Sånger från andra våningen - Di Roy Andersson (2000)
Giudizio sintetico: si può vedere (3,5/5)
Un uomo è in piedi in un vagone della metropolitana, la faccia sporca di fuliggine. Nella mano destra porta un sacchetto di plastica con dei documenti, o meglio, gli avanzi carbonizzati degli stessi. In un corridoio un uomo si aggrappa disperatamente alle gambe del boss che lo ha appena licenziato. Sta urlando: "Sono qui da trent'anni!" In una caffetteria qualcuno sta aspettando suo padre, che ha appena dato fuoco alla sua azienda di mobili per i soldi dell'assicurazione. Ingorghi e agenti di cambio autoflagellati stanno riempiendo le strade mentre un economista, alla disperata ricerca di una soluzione al problema del lavoro che diventa troppo costoso, guarda in una sfera di cristallo. I personaggi principali hanno tutti degli obiettivi ma le loro destinazioni cambiano durante la storia.
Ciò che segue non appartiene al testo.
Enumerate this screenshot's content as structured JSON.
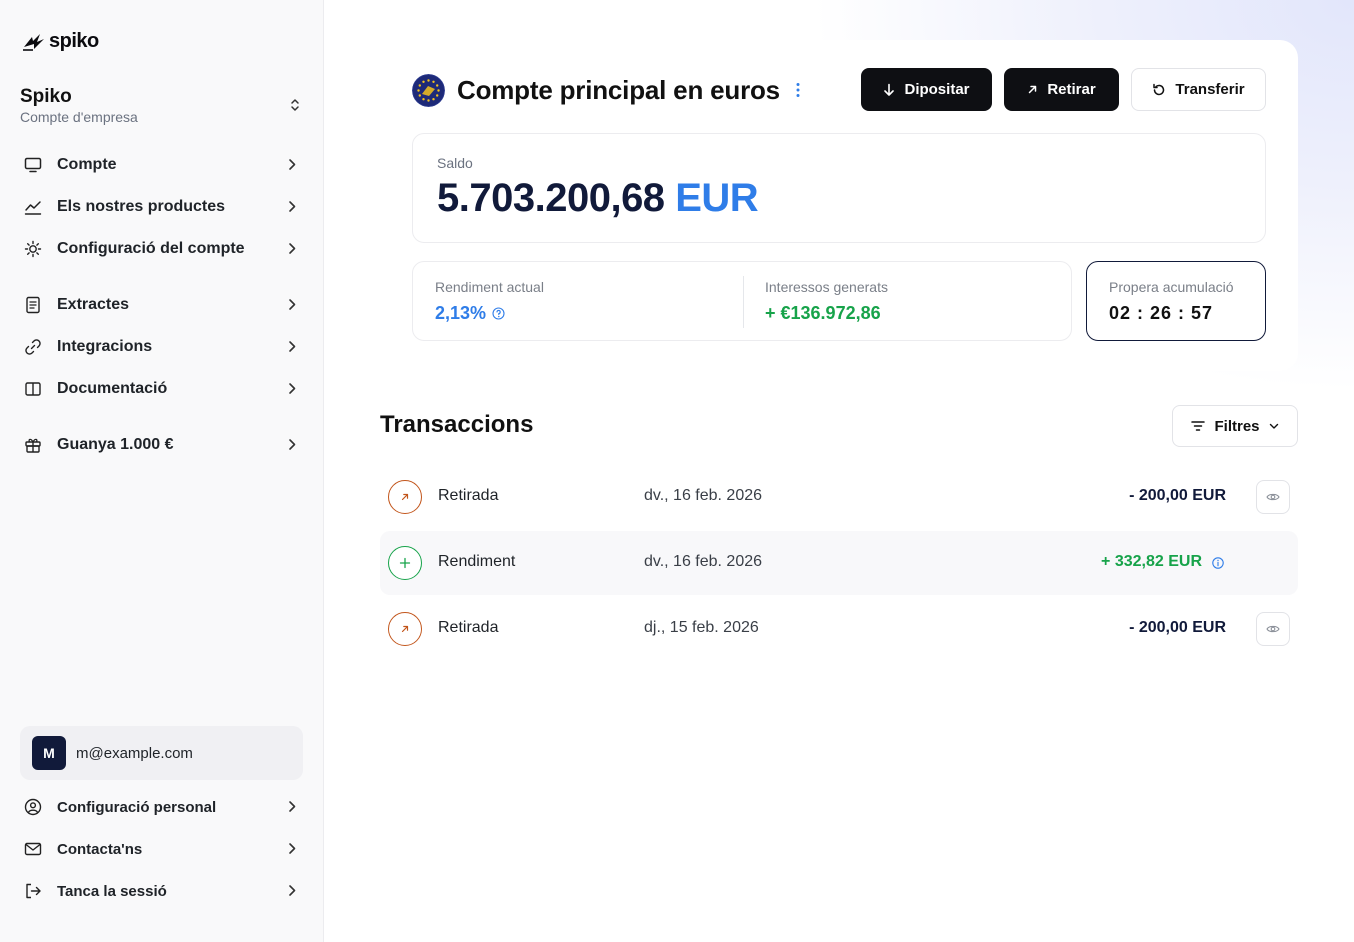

Come vi dicevo nel commento del film precedente, girato però 30 anni prima, dopo appunto, moltissimi anni passati a girare geniali spot commerciali e documentari socialmente e politicamente impegnati, Andersson torna al cinema e avvia una serie di film, così come questo del quale parliamo oggi, pregni di simbolismo, surreali, a tratti divertenti, esteticamente molto belli, sicuramente difficili da dimenticare.
As I told you in the commentary on the previous film, shot 30 years earlier, after indeed, many years spent shooting brilliant commercials and socially and politically engaged documentaries, Andersson returns to the cinema and starts a series of films, as well as this one we are talking about today, full of symbolism, surreal, at times funny, aesthetically very beautiful, certainly difficult to forget.